Stevanin

Stevanin il killer che non ricorda di aver ucciso

A volte male e perversione sessuale possono essere sinonimi, entrambi portano con sé l’idea della trasgressione e del peccato. È un desiderio della natura umana che tuttavia può diventare mortale come nel caso di Gianfranco Stevanin. Un giovane agricoltore dai modi gentili su cui inizialmente non aleggia l’ombra di alcun sospetto, ma che in realtà cela segreti oscuri. Ossia diverse donne scomparse nel nulla, una prostituta violentata ed il ritrovamento di un tronco umano nella sua proprietà. Percorriamo insieme questa raccapricciante storia che ci porta a Montagnana in provincia di Padova dove Gianfranco nasce il 2 ottobre 1960.

L’infanzia di Gianfranco Stevanin

I suoi genitori, Noemi Miola e Giuseppe Stevanin, lo mandano in collegio dove resta dall’età di 4 anni fino alle scuole superiori. Gianfranco è un ragazzo normale, socievole e diligente, finché il 20 novembre del 1976 un terribile incidente cambia drasticamente la sua esistenza. Una caduta in moto gli procura un trauma cranico ed una frattura frontale con un danno neurologico che lo fa soffrire di crisi epilettiche. Dopo il trauma tutto cambia, scompaiono gli amici, e quel giovane brillante diventa ombroso, non riesce a concentrarsi a scuola a causa di emicrania. Dopo un fidanzamento finito male Stevanin decide di dedicarsi esclusivamente a rapporti occasionali, scopre il sesso a pagamento. Sarà l’ossessione per il sesso a trasformarlo in uno spietato mostro? Probabilmente sì perché e quella sete insaziabile che lo porta ad abbordare il 16 novembre nel 1994 a Vicenza Gabriele Musger.

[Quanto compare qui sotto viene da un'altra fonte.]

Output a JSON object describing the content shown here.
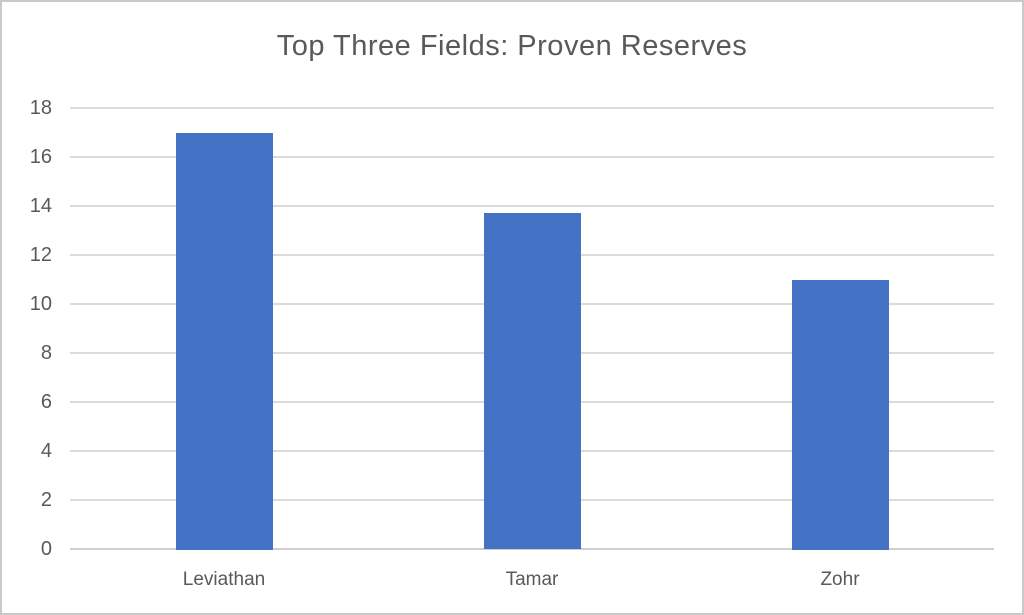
{
  "chart_data": {
    "type": "bar",
    "title": "Top Three Fields: Proven Reserves",
    "categories": [
      "Leviathan",
      "Tamar",
      "Zohr"
    ],
    "values": [
      17,
      13.7,
      11
    ],
    "xlabel": "",
    "ylabel": "",
    "ylim": [
      0,
      18
    ],
    "ytick_step": 2,
    "ytick_labels": [
      "0",
      "2",
      "4",
      "6",
      "8",
      "10",
      "12",
      "14",
      "16",
      "18"
    ],
    "grid": true,
    "legend": "none",
    "colors": {
      "bar": "#4472C4",
      "text": "#595959",
      "gridline": "#DBDBDE",
      "axis_line": "#CFCFD2",
      "background": "#FFFFFF",
      "border": "#C9C9C9"
    }
  }
}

L’ultima vittima e l’arresto

Gianfranco propone alla prostituta soldi in cambio di sesso ed alcune foto particolari. Giunti nel casolare di Terrazzo per Gabriele cominciano ore di terrore e sesso condito da giochi estremi e sadici. Infine la ragazza offre al carnefice 25 milioni di lire in cambio della libertà e salgono in auto per andare a prendere i soldi. Presso il casello autostradale di Vicenza Ovest, mentre lui paga il pedaggio, Gabriele scende dal veicolo e fugge verso una pattuglia. La polizia arresta lo stupratore per violenza sessuale, perquisisce la macchina ed infine la casa di Terrazza. Dove torna a galla la vita torbida del serial killer in tutto il suo orrore quando scoprono settemila foto. Inoltre ci sono diversi schedari con le informazioni personali di molte donne e contenitori con peli pubici. Quello che sembra essere un maniaco è adesso sospettato di crimini più gravi.

Stevanin

Le vittime ed il processo

Dal macabro archivio saltano fuori diversi nomi, quello di Biljana Pavlovic trovata morta il 12 novembre 1995. Esattamente in un sacco nero seppellito in uno dei poderi della famiglia Stevanin. Blazenka Smoljo il cui corpo è ritrovato il 24 settembre del 1996 in un fosso a Terrazzo. Inoltre Claudia Pulejo: uccisa per soffocamento dal killer e Roswita Adlassing scomparsa nel maggio del 1993 e mai ritrovata. Infine due sconosciute mai identificate, di cui una fatta a pezzi in un sacco e l’altra mutilata delle parti intime. Dopo un lungo tentativo nel quale il mostro di Terrazzo prova a giustificare la sua estraneità ai fatti, confesserà tutto. Arriva a parlare degli omicidi come fossero sogni che non ricorda. Fino a pronunciare una frase emblematica davanti ai parenti delle vittime durante il processo:

“Io non ho ucciso le mie donne, erano loro che morivano”!

La condanna

A seguito di una perizia psichiatrica è dichiarato lucido e capace di intendere e di volere, dunque processabile. Tuttavia i periti della difesa la contestano sostenendo che i disturbi di Gianfranco sono da ricondurre all’incidente di moto. La Corte d’Assise, il 6 ottobre 1997 apre il processo, 19 udienze, 100 giorni in aula e 90 testimoni. I capi di imputazione sono tantissimi, si parla di mutilazioni di parti intime, cadaveri deturpati, sadismo, sesso estremo. Stevanin non reagisce, è tranquillo, non si scompone nemmeno quando nel 2002 la Suprema Corte chiude la vicenda confermando la pena all’ergastolo. L’uomo è attualmente detenuto nel carcere di massima sicurezza di Sulmona in Abruzzo. Chiede di uscire sostenendo di non essere più il Mostro e continua a sostenere una sola verità:

Io ricordavo di averle seppellite, non di averle uccise”!